Wood Mackenzie, whose clients include almost all of the world's major energy companies, still has the opportunity to expand, Mathewson said.
He added: "Wood Mackenzie itself is a growth business, with very substantial growth prospects."
Formed as a stockbroker in Edinburgh in the 1840s, Wood Mackenzie rose to prominence in the 1970s when it began writing reports on the North Sea.
It now provides energy research covering 93 countries and has offices in 12 cities globally.
Charterhouse bought Candover's 67 per cent stake for an "enterprise value" of 553m, with HSBC backing the leveraged deal. The valuation implies that the 31 per cent of Wood Mackenzie owned by staff could be worth more than 250m.
There have been reports that senior staff could be in line to share payouts of more than 100m, although a spokeswoman for the company declined to comment on the details.

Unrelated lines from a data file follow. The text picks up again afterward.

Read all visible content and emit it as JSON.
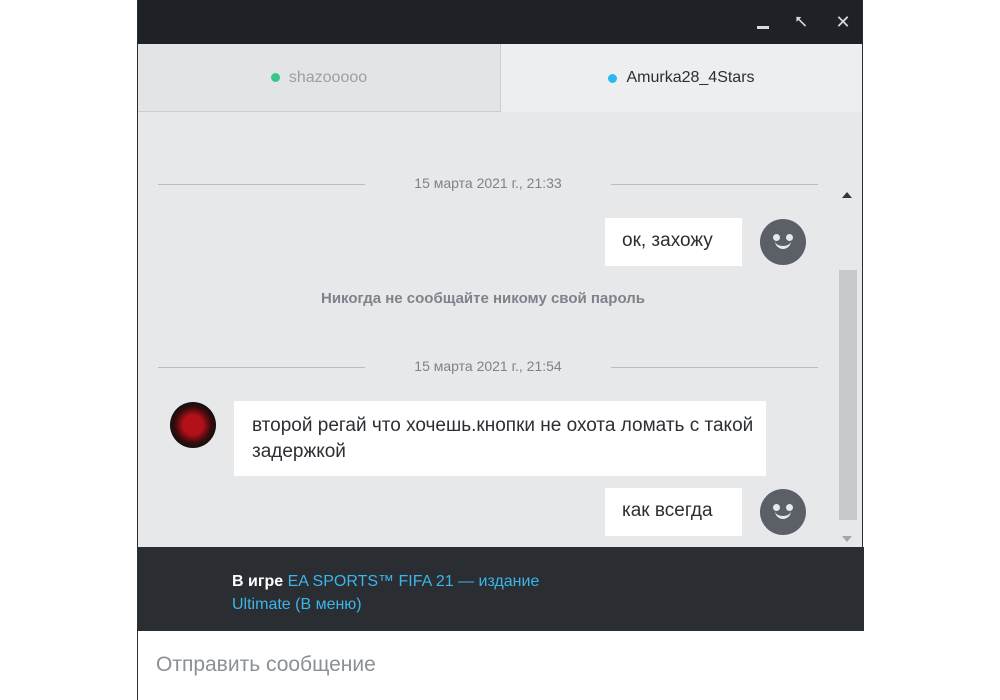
{
  "window": {
    "controls": {
      "minimize_icon": "minimize-icon",
      "restore_icon": "restore-icon",
      "close_icon": "close-icon",
      "restore_glyph": "⭦",
      "close_glyph": "✕"
    }
  },
  "tabs": [
    {
      "name": "shazooooo",
      "status_color": "#39c48a",
      "active": false
    },
    {
      "name": "Amurka28_4Stars",
      "status_color": "#2bb8ef",
      "active": true
    }
  ],
  "messages": {
    "date_1": "15 марта 2021 г., 21:33",
    "own_1": "ок, захожу",
    "notice": "Никогда не сообщайте никому свой пароль",
    "date_2": "15 марта 2021 г., 21:54",
    "other_1": "второй регай что хочешь.кнопки не охота ломать с такой задержкой",
    "own_2": "как всегда"
  },
  "ingame": {
    "label": "В игре",
    "game": "EA SPORTS™ FIFA 21 — издание Ultimate (В меню)"
  },
  "composer": {
    "placeholder": "Отправить сообщение",
    "value": ""
  },
  "colors": {
    "accent": "#3db5ea",
    "titlebar": "#1e2226",
    "chat_bg": "#e6e8ea"
  }
}
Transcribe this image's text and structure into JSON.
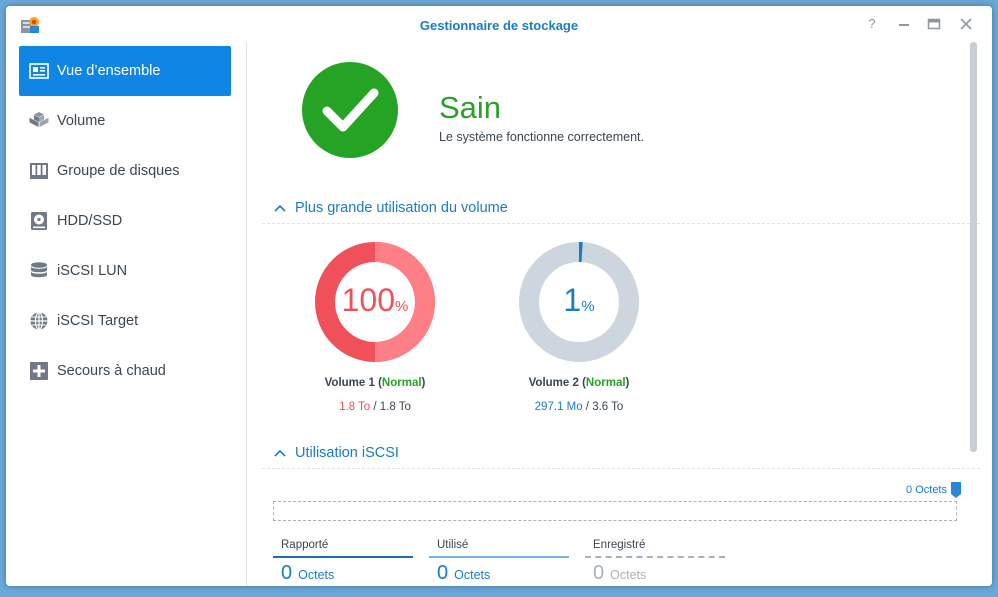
{
  "window": {
    "title": "Gestionnaire de stockage",
    "buttons": [
      "?",
      "–",
      "□",
      "×"
    ]
  },
  "sidebar": {
    "items": [
      {
        "label": "Vue d’ensemble",
        "icon": "overview-icon",
        "active": true
      },
      {
        "label": "Volume",
        "icon": "volume-cubes-icon",
        "active": false
      },
      {
        "label": "Groupe de disques",
        "icon": "disk-group-icon",
        "active": false
      },
      {
        "label": "HDD/SSD",
        "icon": "hdd-icon",
        "active": false
      },
      {
        "label": "iSCSI LUN",
        "icon": "database-icon",
        "active": false
      },
      {
        "label": "iSCSI Target",
        "icon": "globe-icon",
        "active": false
      },
      {
        "label": "Secours à chaud",
        "icon": "hot-spare-icon",
        "active": false
      }
    ]
  },
  "status": {
    "title": "Sain",
    "subtitle": "Le système fonctionne correctement.",
    "color": "#2aa02a"
  },
  "volume_section": {
    "title": "Plus grande utilisation du volume",
    "volumes": [
      {
        "percent": 100,
        "percent_text": "100",
        "percent_sign": "%",
        "name": "Volume 1",
        "paren_open": " (",
        "state": "Normal",
        "paren_close": ")",
        "used": "1.8 To",
        "sep": " / ",
        "total": "1.8 To",
        "color": "#f0505a"
      },
      {
        "percent": 1,
        "percent_text": "1",
        "percent_sign": "%",
        "name": "Volume 2",
        "paren_open": " (",
        "state": "Normal",
        "paren_close": ")",
        "used": "297.1 Mo",
        "sep": " / ",
        "total": "3.6 To",
        "color": "#1a7cc4"
      }
    ]
  },
  "iscsi_section": {
    "title": "Utilisation iSCSI",
    "max_label": "0 Octets",
    "stats": [
      {
        "label": "Rapporté",
        "value": "0",
        "unit": "Octets"
      },
      {
        "label": "Utilisé",
        "value": "0",
        "unit": "Octets"
      },
      {
        "label": "Enregistré",
        "value": "0",
        "unit": "Octets"
      }
    ]
  }
}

Sources said that some staff would be "taking some money off the table" as a result of the transaction, although most would reinvest in the company.
Paul Gregory, the former chief executive, who led Wood Mackenzie's 2001 management buy-out from Deutsche Bank, will become non-executive chairman, and Charterhouse will appoint a further three non-executives.
Stephen Halliday, who will continue as chief executive, welcomed the deal. "We look forward to working with Charterhouse as Wood Mackenzie moves into the next phase of its development," he said.
Candover's share price surged on the news, with analysts saying the deal, which could boost its balance sheet by 36.2m, should ease covenant fears.
Once one of Europe's largest private equity companies, Candover has tumbled in value after a string of its investments performed badly, forcing it to seek a sale of Wood Mackenzie.
Chairman Gerry Grimstone, who is also chairman of Standard Life, said that "Candover's stabilisation programme continues to make progress", without referring to Wood Mackenzie.
Shares in Candover closed up 11.5 per cent at 300p.